可惜的是,中央财政并不宽裕,政府只是单纯地强调减轻农民负担,但划拨的税额实在有限,“废苛减附”的最终流产也就不难理解。1935年,第二次全国财政会议宣布废除苛杂后,苛捐杂税仍然有增无减。江苏征收的耕牛过境捐,每头自一元二角加至二元四角。

即使在“黄金十年”里,广大农民由于受苛捐杂税的勒索、土豪劣绅的剥夺,加上水旱灾荒的损失和日本帝国主义侵略者的压迫,生活也很艰难。土豪劣绅作威作福,对人民的生命财产视同儿戏,但国民政府却把征兵、征粮等事宜授权他们办理,更增加了他们鱼肉乡民的机会。

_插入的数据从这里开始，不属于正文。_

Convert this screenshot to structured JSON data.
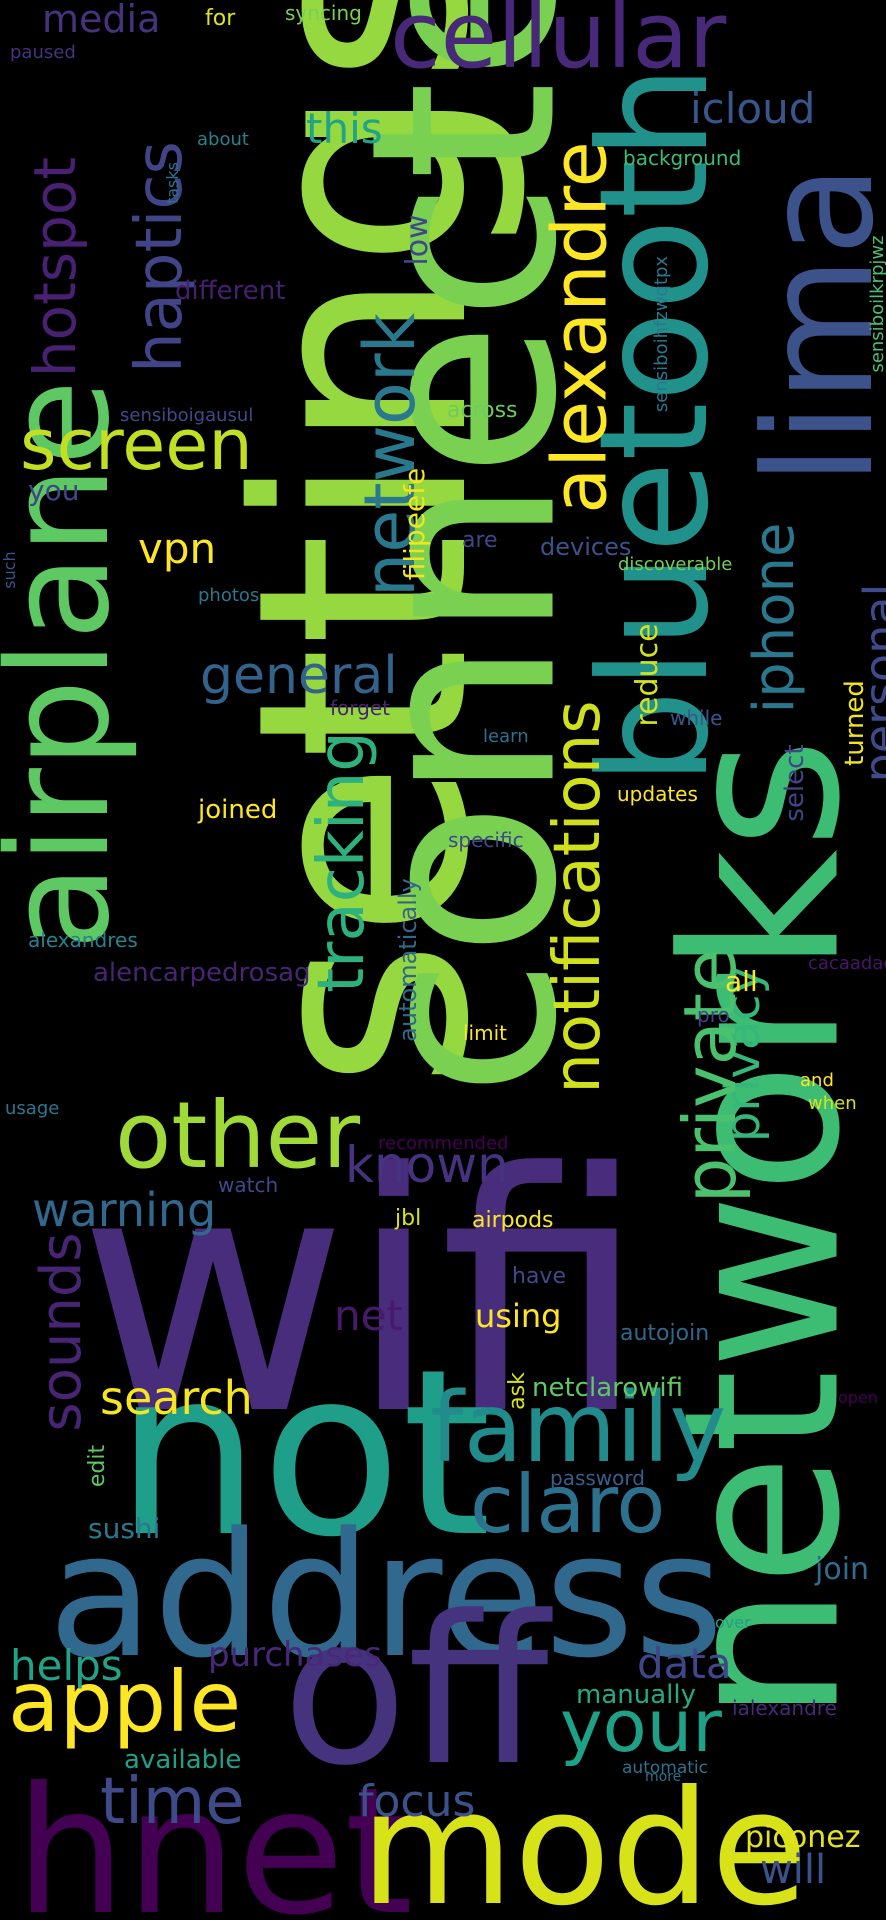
{
  "words": [
    {
      "text": "wifi",
      "color": "#472d7b"
    },
    {
      "text": "settings",
      "color": "#95d840"
    },
    {
      "text": "connected",
      "color": "#7ad151"
    },
    {
      "text": "bluetooth",
      "color": "#21918c"
    },
    {
      "text": "networks",
      "color": "#3dbc74"
    },
    {
      "text": "lima",
      "color": "#3b528b"
    },
    {
      "text": "airplane",
      "color": "#5ec962"
    },
    {
      "text": "not",
      "color": "#1f9e89"
    },
    {
      "text": "address",
      "color": "#31688e"
    },
    {
      "text": "off",
      "color": "#46337e"
    },
    {
      "text": "hnet",
      "color": "#440154"
    },
    {
      "text": "mode",
      "color": "#d8e219"
    },
    {
      "text": "cellular",
      "color": "#482878"
    },
    {
      "text": "alexandre",
      "color": "#fde725"
    },
    {
      "text": "other",
      "color": "#a0da39"
    },
    {
      "text": "network",
      "color": "#2a788e"
    },
    {
      "text": "family",
      "color": "#228c8d"
    },
    {
      "text": "apple",
      "color": "#fde725"
    },
    {
      "text": "your",
      "color": "#1fa188"
    },
    {
      "text": "notifications",
      "color": "#d0e11c"
    },
    {
      "text": "privacy",
      "color": "#35b779"
    },
    {
      "text": "screen",
      "color": "#c2df23"
    },
    {
      "text": "tracking",
      "color": "#2db27d"
    },
    {
      "text": "claro",
      "color": "#2c728e"
    },
    {
      "text": "haptics",
      "color": "#414487"
    },
    {
      "text": "hotspot",
      "color": "#482173"
    },
    {
      "text": "private",
      "color": "#4ac16d"
    },
    {
      "text": "time",
      "color": "#3e4a89"
    },
    {
      "text": "iphone",
      "color": "#2a788e"
    },
    {
      "text": "sounds",
      "color": "#482475"
    },
    {
      "text": "general",
      "color": "#33638d"
    },
    {
      "text": "personal",
      "color": "#3e4a89"
    },
    {
      "text": "known",
      "color": "#46327e"
    },
    {
      "text": "warning",
      "color": "#31688e"
    },
    {
      "text": "search",
      "color": "#f6e620"
    },
    {
      "text": "data",
      "color": "#3f4788"
    },
    {
      "text": "focus",
      "color": "#3b528b"
    },
    {
      "text": "helps",
      "color": "#20a386"
    },
    {
      "text": "icloud",
      "color": "#39568c"
    },
    {
      "text": "media",
      "color": "#46337e"
    },
    {
      "text": "this",
      "color": "#20a386"
    },
    {
      "text": "purchases",
      "color": "#482878"
    },
    {
      "text": "will",
      "color": "#3b528b"
    },
    {
      "text": "piconez",
      "color": "#e5e419"
    },
    {
      "text": "vpn",
      "color": "#fde725"
    },
    {
      "text": "net",
      "color": "#481a6c"
    },
    {
      "text": "using",
      "color": "#fde725"
    },
    {
      "text": "filipeefe",
      "color": "#f1e51d"
    },
    {
      "text": "reduce",
      "color": "#d2e21b"
    },
    {
      "text": "alencarpedrosag",
      "color": "#482475"
    },
    {
      "text": "netclarowifi",
      "color": "#5ec962"
    },
    {
      "text": "sushi",
      "color": "#2a788e"
    },
    {
      "text": "manually",
      "color": "#25ab82"
    },
    {
      "text": "join",
      "color": "#2f6c8e"
    },
    {
      "text": "available",
      "color": "#1fa088"
    },
    {
      "text": "joined",
      "color": "#fde725"
    },
    {
      "text": "automatically",
      "color": "#31688e"
    },
    {
      "text": "all",
      "color": "#fde725"
    },
    {
      "text": "select",
      "color": "#414487"
    },
    {
      "text": "turned",
      "color": "#f1e51d"
    },
    {
      "text": "different",
      "color": "#481f70"
    },
    {
      "text": "low",
      "color": "#3f4788"
    },
    {
      "text": "across",
      "color": "#6ccd5a"
    },
    {
      "text": "you",
      "color": "#3f4788"
    },
    {
      "text": "devices",
      "color": "#3b528b"
    },
    {
      "text": "are",
      "color": "#3f4788"
    },
    {
      "text": "updates",
      "color": "#fde725"
    },
    {
      "text": "specific",
      "color": "#3e4a89"
    },
    {
      "text": "learn",
      "color": "#2c728e"
    },
    {
      "text": "forget",
      "color": "#482173"
    },
    {
      "text": "while",
      "color": "#39568c"
    },
    {
      "text": "limit",
      "color": "#fde725"
    },
    {
      "text": "pro",
      "color": "#414487"
    },
    {
      "text": "airpods",
      "color": "#fde725"
    },
    {
      "text": "jbl",
      "color": "#d8e219"
    },
    {
      "text": "have",
      "color": "#3e4a89"
    },
    {
      "text": "autojoin",
      "color": "#31688e"
    },
    {
      "text": "ask",
      "color": "#d8e219"
    },
    {
      "text": "edit",
      "color": "#5ec962"
    },
    {
      "text": "password",
      "color": "#355f8d"
    },
    {
      "text": "watch",
      "color": "#3e4a89"
    },
    {
      "text": "recommended",
      "color": "#440154"
    },
    {
      "text": "and",
      "color": "#fde725"
    },
    {
      "text": "when",
      "color": "#d8e219"
    },
    {
      "text": "usage",
      "color": "#2a788e"
    },
    {
      "text": "alexandres",
      "color": "#26828e"
    },
    {
      "text": "cacaadac",
      "color": "#481668"
    },
    {
      "text": "open",
      "color": "#440154"
    },
    {
      "text": "over",
      "color": "#1fa088"
    },
    {
      "text": "ialexandre",
      "color": "#482878"
    },
    {
      "text": "automatic",
      "color": "#2c728e"
    },
    {
      "text": "more",
      "color": "#2c728e"
    },
    {
      "text": "paused",
      "color": "#46327e"
    },
    {
      "text": "for",
      "color": "#dde318"
    },
    {
      "text": "syncing",
      "color": "#7ad151"
    },
    {
      "text": "about",
      "color": "#26828e"
    },
    {
      "text": "tasks",
      "color": "#2c728e"
    },
    {
      "text": "background",
      "color": "#3dbc74"
    },
    {
      "text": "sensiboihfzwqtpx",
      "color": "#2a788e"
    },
    {
      "text": "sensiboilkrpjwz",
      "color": "#4ac16d"
    },
    {
      "text": "sensiboigausul",
      "color": "#3e4a89"
    },
    {
      "text": "discoverable",
      "color": "#73d056"
    },
    {
      "text": "photos",
      "color": "#2a788e"
    },
    {
      "text": "such",
      "color": "#3b528b"
    }
  ]
}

在经济政策方面,国民政府的主要目标不是要建立一个有利于民族经济发展的经济体制,而是力图用垄断的企业来加强它的权威,而很多官吏则利用经济发展的幌子谋求私利。

在“九一八事变”之前,政府基本采取在国家计划指导下国营经济与民营经济平行发展的政策。1931年末,实业部长陈公博提出以民间轻工业为主体,他认为从国家的根本大计来说,毫无疑问应该发展重工业。但为什么着重发展轻工业呢?因为中国缺乏熟练劳动力,缺乏投资和相关产业配合,政府没有这个财力。财政部长宋子文也主张积极推进民间轻工业的发展,反对发展国营企业,反对强化国家对经济的管理,主张国际分工协作。

由于这些思想和实践,国民政府最被人诟病的地方之一是买办思想浓厚,总是寄希望于外援,从来不想自己扎扎实实办工业。由于政府不重视民族产业的发展,其政策和资金导向也就可想而知。属于政府派系的资本家能得到财政津贴,享有垄断权和其他特权,对公债、黄金、棉花和面粉进行投机,挤垮与之竞争的私营企业。

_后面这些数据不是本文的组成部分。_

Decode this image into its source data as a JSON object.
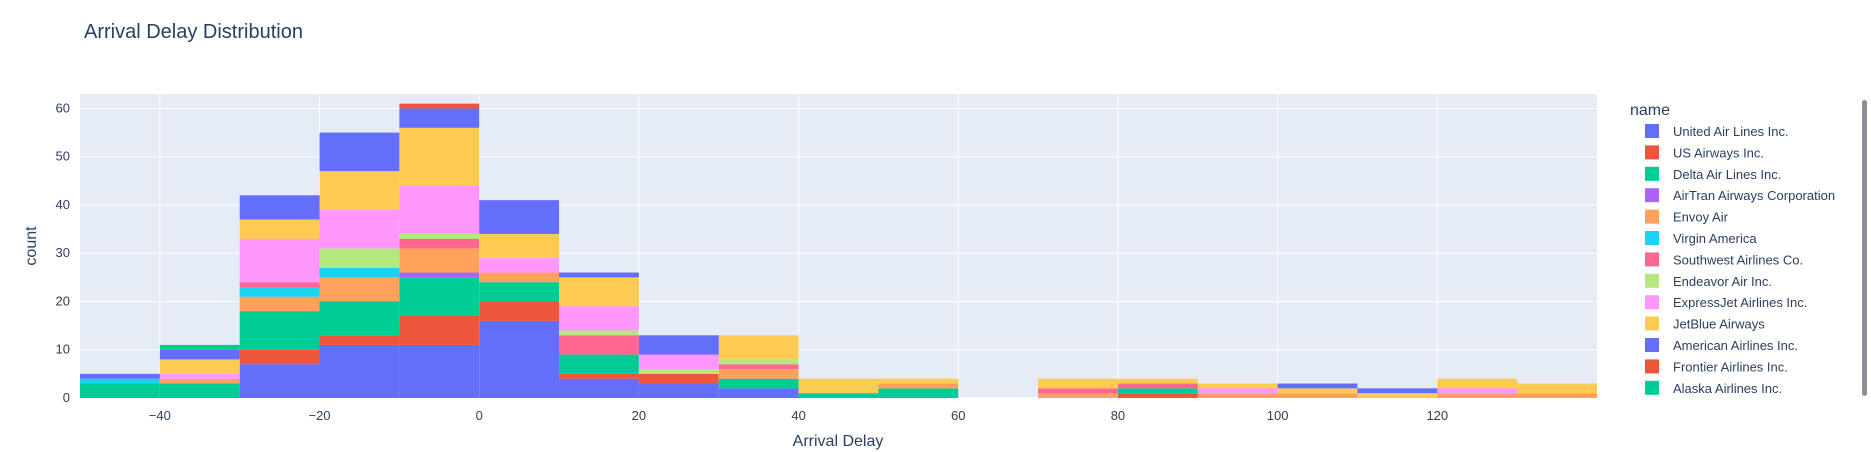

1935年以前,政府只控制了华资工厂的八分之一。但是随后政府在国家银行的支持下,不断加强控制一些重要企业,企业家们通常被排挤出去,得好处的是那些政府官员。

相比之下,民营企业则是一直受到压制,既然他们不能像大企业那样为政府提供充足的财政支持,也就得不到同等的优惠待遇。厘金负担、关税不能自主、货币与金融体制的混乱,一直是妨碍民营企业发展的主要原因。政府的改革废除了这些障碍,但是马上又制造了繁多的产品税:卷烟税、面粉税、棉纱税、火柴税、酒税、矿产品税,等等。

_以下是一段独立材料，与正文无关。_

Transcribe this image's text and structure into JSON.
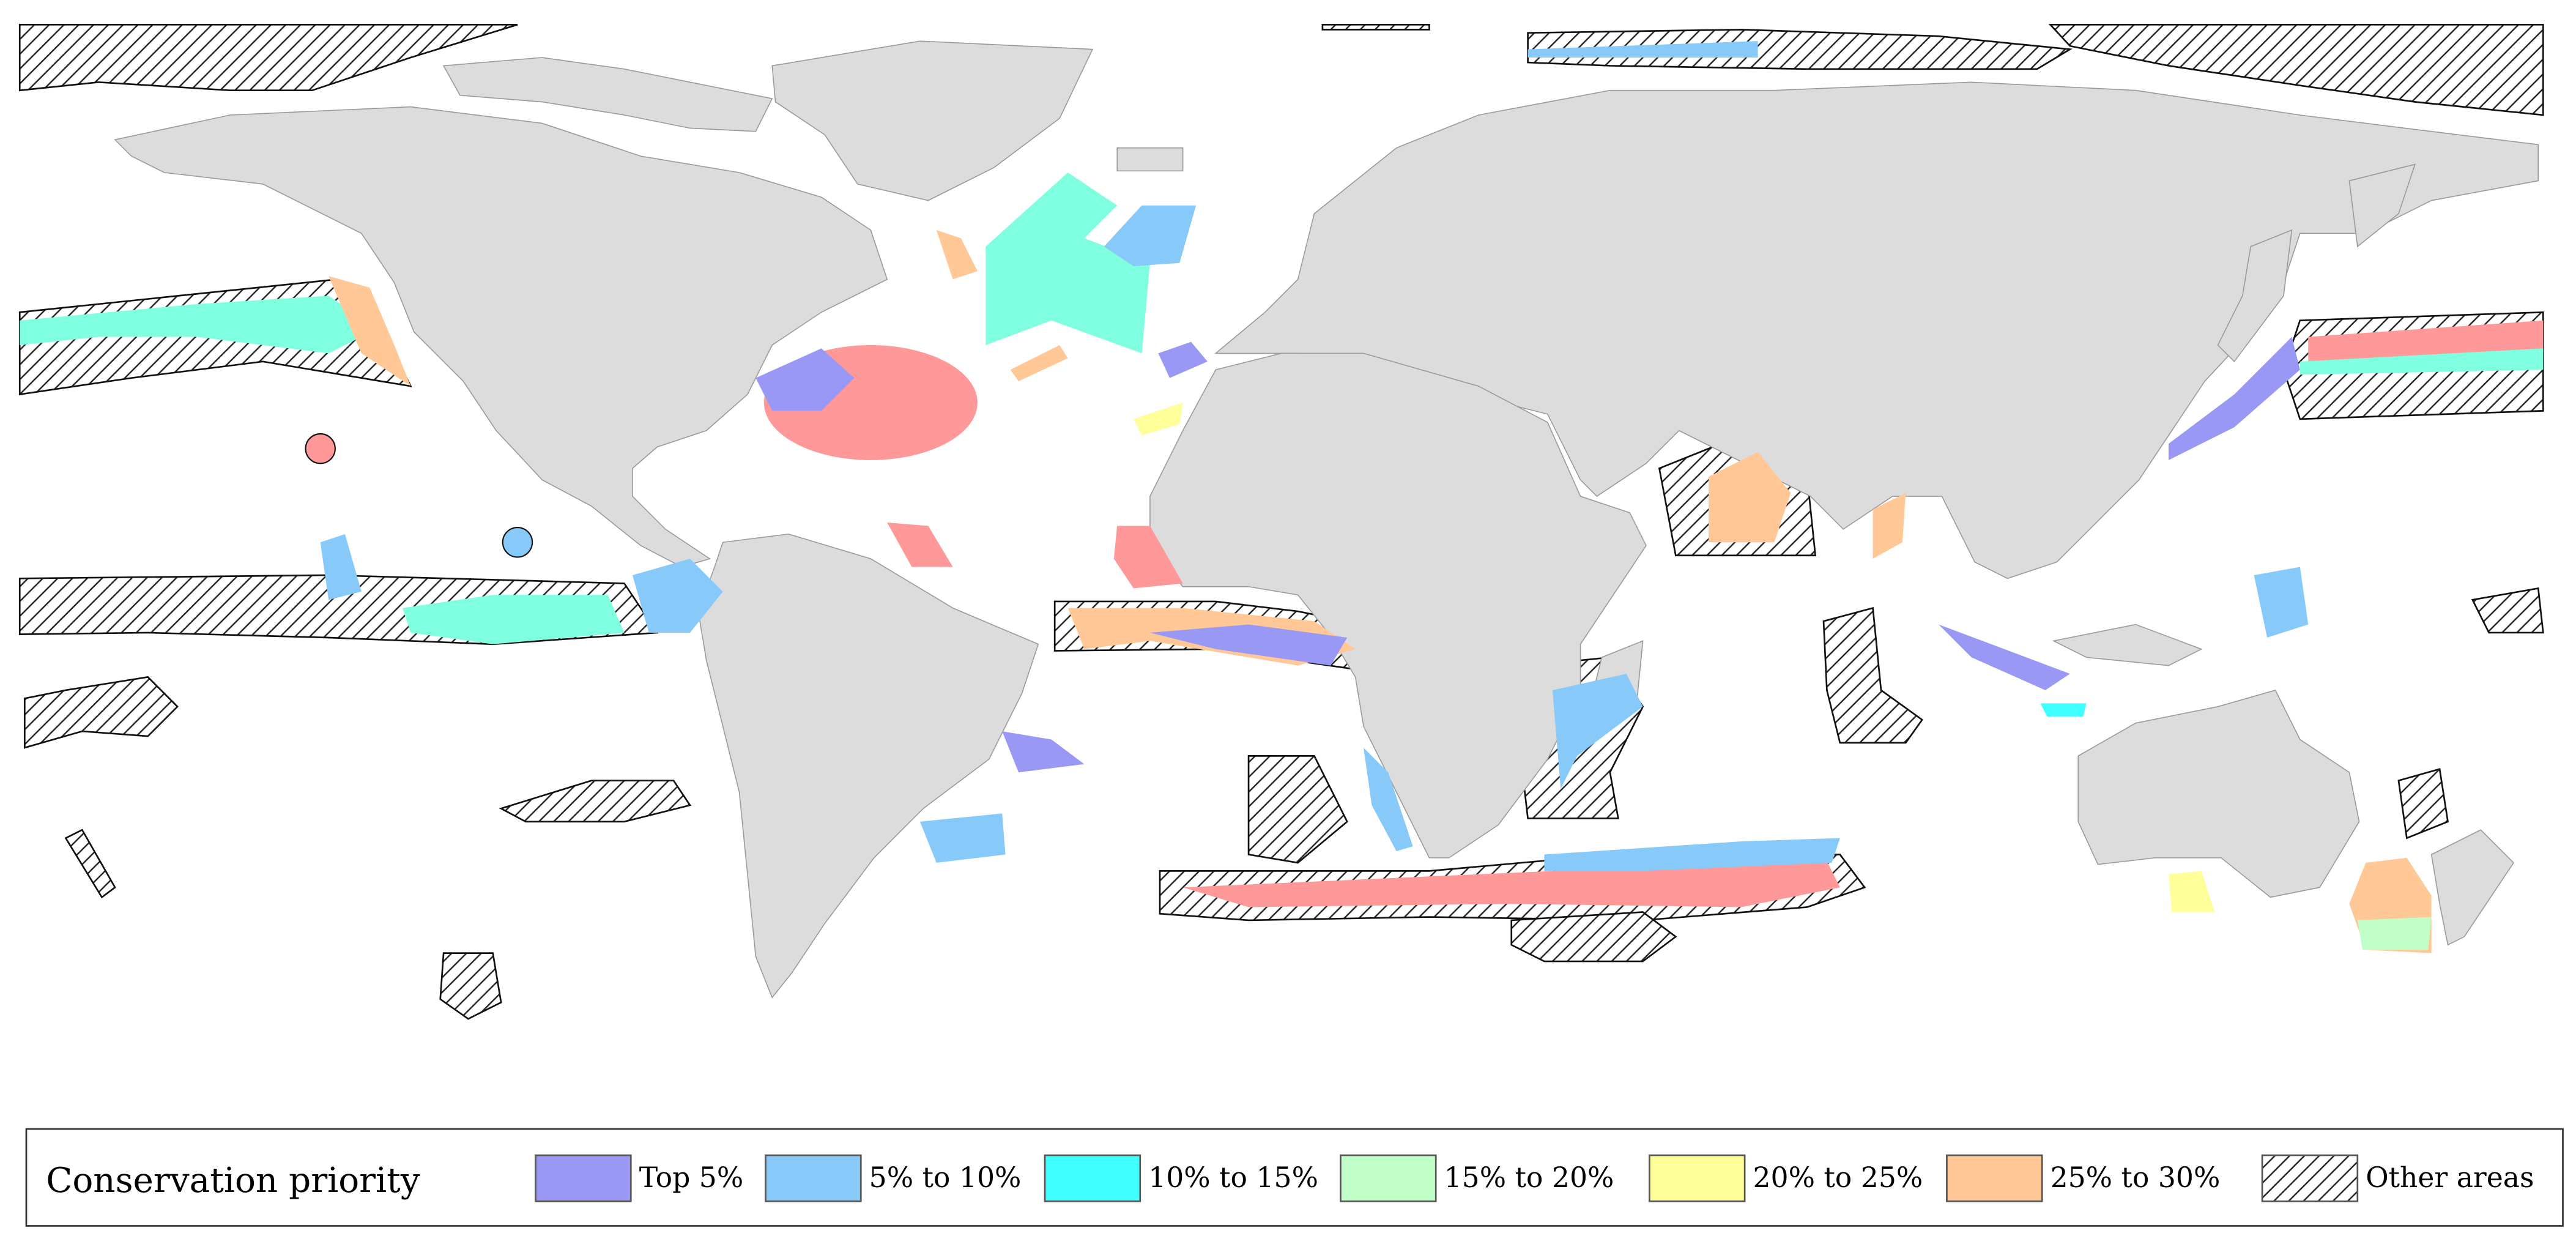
{
  "legend": {
    "title": "Conservation priority",
    "items": [
      {
        "label": "Top 5%",
        "color": "#9999f5"
      },
      {
        "label": "5% to 10%",
        "color": "#87cafa"
      },
      {
        "label": "10% to 15%",
        "color": "#40ffff"
      },
      {
        "label": "15% to 20%",
        "color": "#c0ffc8"
      },
      {
        "label": "20% to 25%",
        "color": "#ffff99"
      },
      {
        "label": "25% to 30%",
        "color": "#ffc896"
      },
      {
        "label": "Other areas",
        "pattern": "hatch"
      }
    ]
  }
}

对私营企业家来说,信贷总是短缺的。银行用定期存款购买政府债券,用于推销洋货,致使银行贷款的利息必然十分高昂,这使民族工商业常感到难以承受。1932年,中国银行的放款总额中工业放款只占11.46%。交通银行是政府特许的实业银行,但1932年它对工商业投资的数额仅占其放款总额的9%。

在繁荣的表象下,民族工业由于受国内频繁战乱和世界经济危机的影响,内困于资本和人才的匮乏,外遭外资商品倾销的打击和苛捐杂税的重压,日趋衰微。资本薄弱的火柴、卷烟等工业部门日趋危殆,卷烟统税率1928年至1931年间由22.5%增加到50%,江苏省的卷烟厂由182家减为1932年的60家。规模较大的纺织、缫丝业因世界经济危机和国内农村经济崩溃的影响,出口锐减,内销迟滞,以致亏损倒闭。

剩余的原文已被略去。